Laut Dunia Darurat Sampah Plastik, Indonesia Turut Menyumbang??

Sampah
Fotografer Caroline Power mengatakan bahwa sebuah pulau limbah plastik yang baru saja didokumentasikannya lebih kecil dibandingkan dengan yang ada di samudra Atlantik dan Pasifik. Sampah plastik telah menjadi konsekuensi umum bagi lingkungan. Namun, kondisi ini benar-benar sangat memprihatinkan. (Phys.org)
Polusi akan menimbulkan dampak kerusakan luar biasa pada kehidupan laut. Selain mengotori lautan, sampah plastik juga termakan dan meracuni hewan-hewan laut.

Kita kerap melihat banyak sampah plastik saat berkunjung ke pantai di Indonesia. Namun, tahukah Anda bahwa polusilaut ini bukan hanya terjadi di Indonesia, tetapi juga di seluruh dunia?

"Ini adalah krisis planet. Setelah beberapa dekade yang singkat sejak manusia menggunakan plastik, kita justru merusak ekosistem kelautan," kata kepala angkatan laut PBB, Svensson, kepada BBC News, Selasa (5/12/2017) menjelang pertemuan tingkat tinggi PBB di Nairobi.

Dia memperingatkan bahwa polusi laut akan menimbulkan dampak kerusakan luar biasa pada kehidupan laut. Selain mengotori lautan, sampah plastik juga termakan dan meracuni hewan-hewan laut.

Svensson melihat sendiri kondisi di sebuah rumah sakit penyu di Kenya yang khusus merawat hewan yang menelan limbah plastik. Salah satu pasien di rumah sakit tersebut adalah seekor anak penyu yang mengalami bengkak di bagian perutnya dan tidak lagi bisa mengendalikan daya apung karena terlalu banyak makan plastik.

Meski penyu itu kini sudah dikembalikan ke habitatnya, namun tidak ada yang bisa memastikan bahwa hewan tersebut tak akan lagi makan plastik.

"Ini sangat menghancurkan hati, tapi itu kenyataannya. Kita perlu berbuat lebih banyak untuk memastikan plastik tidak ke laut," tegasnya.

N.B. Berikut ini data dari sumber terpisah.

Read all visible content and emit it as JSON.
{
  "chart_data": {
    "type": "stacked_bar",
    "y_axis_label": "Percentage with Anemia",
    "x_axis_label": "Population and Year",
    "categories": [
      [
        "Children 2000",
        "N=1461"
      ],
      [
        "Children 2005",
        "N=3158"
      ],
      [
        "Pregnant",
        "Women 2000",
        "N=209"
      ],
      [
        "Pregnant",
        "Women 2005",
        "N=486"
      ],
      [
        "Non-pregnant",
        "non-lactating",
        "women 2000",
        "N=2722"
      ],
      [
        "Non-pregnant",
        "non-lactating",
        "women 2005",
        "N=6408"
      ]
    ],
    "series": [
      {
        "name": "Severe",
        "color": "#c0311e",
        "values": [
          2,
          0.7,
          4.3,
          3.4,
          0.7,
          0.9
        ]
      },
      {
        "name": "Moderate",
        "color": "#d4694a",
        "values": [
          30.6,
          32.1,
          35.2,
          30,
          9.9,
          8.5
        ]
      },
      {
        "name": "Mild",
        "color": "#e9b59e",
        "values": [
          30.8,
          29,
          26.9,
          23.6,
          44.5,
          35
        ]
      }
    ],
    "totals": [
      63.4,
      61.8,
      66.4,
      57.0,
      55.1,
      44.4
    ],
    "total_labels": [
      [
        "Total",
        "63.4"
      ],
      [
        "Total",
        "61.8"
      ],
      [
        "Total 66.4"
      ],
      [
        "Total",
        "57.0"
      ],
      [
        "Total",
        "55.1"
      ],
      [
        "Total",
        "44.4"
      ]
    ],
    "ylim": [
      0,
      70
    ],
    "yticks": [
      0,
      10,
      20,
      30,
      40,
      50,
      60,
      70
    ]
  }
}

Menurut Svensson, hal ini merupakan tantangan besar untuk semua negara di dunia, dan salah satu hal yang bisa dilakukan adalah dengan menyetujui resolusi untuk menghilangkan sampah plastik di lautan, seperti yang baru saja diajukan di Norwegia.

Jika semua negara setuju dengan tujuan jangka panjang tersebut dan sepakat memberantasnya, maka hal itu akan menjadi keberhasilan PBB.

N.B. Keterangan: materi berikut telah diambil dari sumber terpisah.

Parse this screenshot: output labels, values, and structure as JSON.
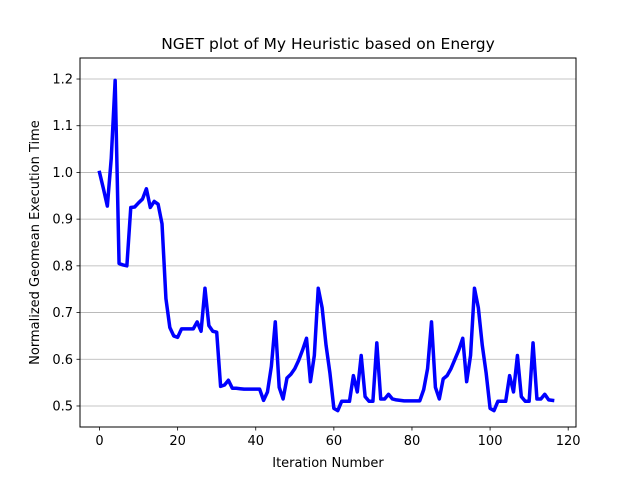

Menanggapi resolusi ini, pemerhati lingkungan berpendapat bahwa masih perlu tindakan yang lebih nyata untuk polusi plastik. "Kami membutuhkan produsen yang bertanggung jawab atas produk plastik mereka dan kami ingin melihat pola konsumsi yang mendorong semua ini," ujar Tisha Brown dari Greenpeace.

Hasil riset Jenna Jambeck, peneliti dari Universitas Georgia, Amerika Serikat, yang dipublikasikan pada 2015 menyebutkan bahwa Indonesia menyumbang sampah plastik terbanyak nomor dua di dunia. Pada saat itu, berat sampah plastik yang disumbang mencapai 187,2 juta ton.

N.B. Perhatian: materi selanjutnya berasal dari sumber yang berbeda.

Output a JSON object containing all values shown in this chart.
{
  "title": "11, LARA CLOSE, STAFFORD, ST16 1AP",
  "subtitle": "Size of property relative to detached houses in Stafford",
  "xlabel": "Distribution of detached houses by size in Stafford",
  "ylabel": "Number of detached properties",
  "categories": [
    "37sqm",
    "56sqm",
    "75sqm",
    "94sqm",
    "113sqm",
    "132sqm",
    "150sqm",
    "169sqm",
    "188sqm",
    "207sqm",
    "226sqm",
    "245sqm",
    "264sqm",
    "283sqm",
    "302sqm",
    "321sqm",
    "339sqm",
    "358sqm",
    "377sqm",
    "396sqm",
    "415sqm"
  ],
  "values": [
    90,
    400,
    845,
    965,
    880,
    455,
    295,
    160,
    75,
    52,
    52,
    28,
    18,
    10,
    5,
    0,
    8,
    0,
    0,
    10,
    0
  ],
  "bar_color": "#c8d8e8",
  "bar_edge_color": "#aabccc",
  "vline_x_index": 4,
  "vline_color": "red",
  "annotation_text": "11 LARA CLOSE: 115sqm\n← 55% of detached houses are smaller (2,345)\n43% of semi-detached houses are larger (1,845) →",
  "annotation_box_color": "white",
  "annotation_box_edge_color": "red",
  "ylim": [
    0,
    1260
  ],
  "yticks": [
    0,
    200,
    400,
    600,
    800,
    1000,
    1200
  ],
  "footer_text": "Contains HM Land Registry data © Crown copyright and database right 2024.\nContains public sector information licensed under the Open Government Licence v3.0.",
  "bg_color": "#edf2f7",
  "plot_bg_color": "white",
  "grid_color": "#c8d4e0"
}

Angka ini di bawah China dengan volume sampah mencapai 262,9 juta ton. Kemudian disusul oleh negara-negara Asia Tenggara lainnya seperti Filipina, Vietnam, dan Sri Lanka.

Indonesia memang telah berjanji untuk mengurangi sampah plastik di laut sampai 75 persen pada 2025. Akan tetapi, beberapa pengamat masih meragukan peraturan hukum yang cukup kuat untuk mewujudkannya.

Limbah plastik juga menjadi agenda pemerintah China bulan ini. Negara tersebut akan mempertemukan para ahli dunia dengan para pemimpin China dalam sebuah dialog tingkat tinggi untuk membahas masalah lingkungan.

"Butuh waktu 10 tahun untuk menyepakati perjanjian PBB terkait sampah plastik. Tapi kita tidak bisa menunggu selama itu. Kita harus maju melalui PBB, mendapat dukungan dari masyarakat sipil, pelaku bisnis, dan perlu dukungan lebih banyak pemerintah untuk mengambil tindakan nyata," kata Svensson.